4.1.3.5.2. Consider and compare the capabilities of the different
sizes of auditing firms with the requirements of the large, mid, and
small capitalization public companies.
4.1.3.5.3. Consider how the increasing globalization of the capital
markets affects audit market concentration among the largest auditing
firms who have global networks of affiliates.
4.1.3.5.4. Consider whether larger auditing firm resources are
necessary for a high quality audit for larger, international companies.
4.1.3.5.5. Consider the ability of certain firms to carve out
niches among certain multi-national sectors.
4.1.3.5.6. Consider how the potential acceptance of International
Financial Reporting Standards and international auditing standards will
impact audit market competition.
4.1.4. Consider how audit market concentration impacts audit
quality.
4.1.4.1. Consider the reasons for public companies' seeking new
auditors.
4.1.4.2. Consider whether auditing firms are competing for services
based on audit quality.
4.1.4.3. Consider the bases on which auditing firms compete today
in the United States and internationally, including an assessment of
audit fee changes when auditors compete for new audits.
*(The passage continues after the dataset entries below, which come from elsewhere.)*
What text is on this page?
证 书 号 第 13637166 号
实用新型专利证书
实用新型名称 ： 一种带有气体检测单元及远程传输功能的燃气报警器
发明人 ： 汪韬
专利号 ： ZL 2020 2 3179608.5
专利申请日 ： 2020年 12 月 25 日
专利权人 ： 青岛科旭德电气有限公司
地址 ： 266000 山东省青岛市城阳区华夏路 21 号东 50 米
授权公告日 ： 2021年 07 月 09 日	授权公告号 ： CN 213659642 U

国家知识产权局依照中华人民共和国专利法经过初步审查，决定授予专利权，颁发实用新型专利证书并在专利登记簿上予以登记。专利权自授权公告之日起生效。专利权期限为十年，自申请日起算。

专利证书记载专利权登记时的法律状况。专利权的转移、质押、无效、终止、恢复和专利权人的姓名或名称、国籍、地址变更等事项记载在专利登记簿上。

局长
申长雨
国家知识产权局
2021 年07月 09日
4.1.5. Consider the potential consequences of a larger auditing
firm failure.
4.1.5.1. Consider the sort of risks a larger auditing firm failure
poses to the marketplace and investors.
4.1.5.2. Consider the causes of major audit failures and steps that
could be taken to prevent their reoccurrence.
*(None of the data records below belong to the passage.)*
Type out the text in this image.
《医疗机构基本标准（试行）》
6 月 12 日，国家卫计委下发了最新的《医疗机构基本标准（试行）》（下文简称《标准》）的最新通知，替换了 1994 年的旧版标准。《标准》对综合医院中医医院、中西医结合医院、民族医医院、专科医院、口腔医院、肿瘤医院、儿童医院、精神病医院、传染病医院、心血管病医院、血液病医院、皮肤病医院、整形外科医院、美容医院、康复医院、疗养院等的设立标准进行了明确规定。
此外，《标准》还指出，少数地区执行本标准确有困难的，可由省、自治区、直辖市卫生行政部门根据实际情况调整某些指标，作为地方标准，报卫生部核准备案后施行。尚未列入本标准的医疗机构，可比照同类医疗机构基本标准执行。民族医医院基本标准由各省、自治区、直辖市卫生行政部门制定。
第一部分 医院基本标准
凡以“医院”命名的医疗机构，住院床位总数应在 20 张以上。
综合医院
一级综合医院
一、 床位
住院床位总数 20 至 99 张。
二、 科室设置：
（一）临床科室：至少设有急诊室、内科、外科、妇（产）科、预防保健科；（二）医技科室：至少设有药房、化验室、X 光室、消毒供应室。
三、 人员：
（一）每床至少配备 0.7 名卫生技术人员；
4.1.5.3. Consider whether and, if so, how, securities and auditing
firm regulators should attempt to mitigate the risk or the impact of a
larger auditing firm failure.
4.1.6. Consider ways to increase audit market competition.
4.1.6.1. Consider the impact of auditing firm mergers on industry
competition and whether a public policy change with respect to a lack
of competition is warranted.
4.1.6.2. Consider whether regulators are now faced with a ``Too Big
to Fail'' public policy, and if so, consider whether public policy
changes are warranted and the nature of those changes.
4.1.6.3. Consider how greater auditor choice can be fostered in the
marketplace by the public and private sectors.
4.1.6.4. Consider whether there are public company sectors where
audit market choice is growing.
4.1.6.5. Consider the ability of certain auditing firms to create
niche-markets.
4.1.6.6. Consider how private sector participants, such as
underwriters and lawyers, impact audit market choice.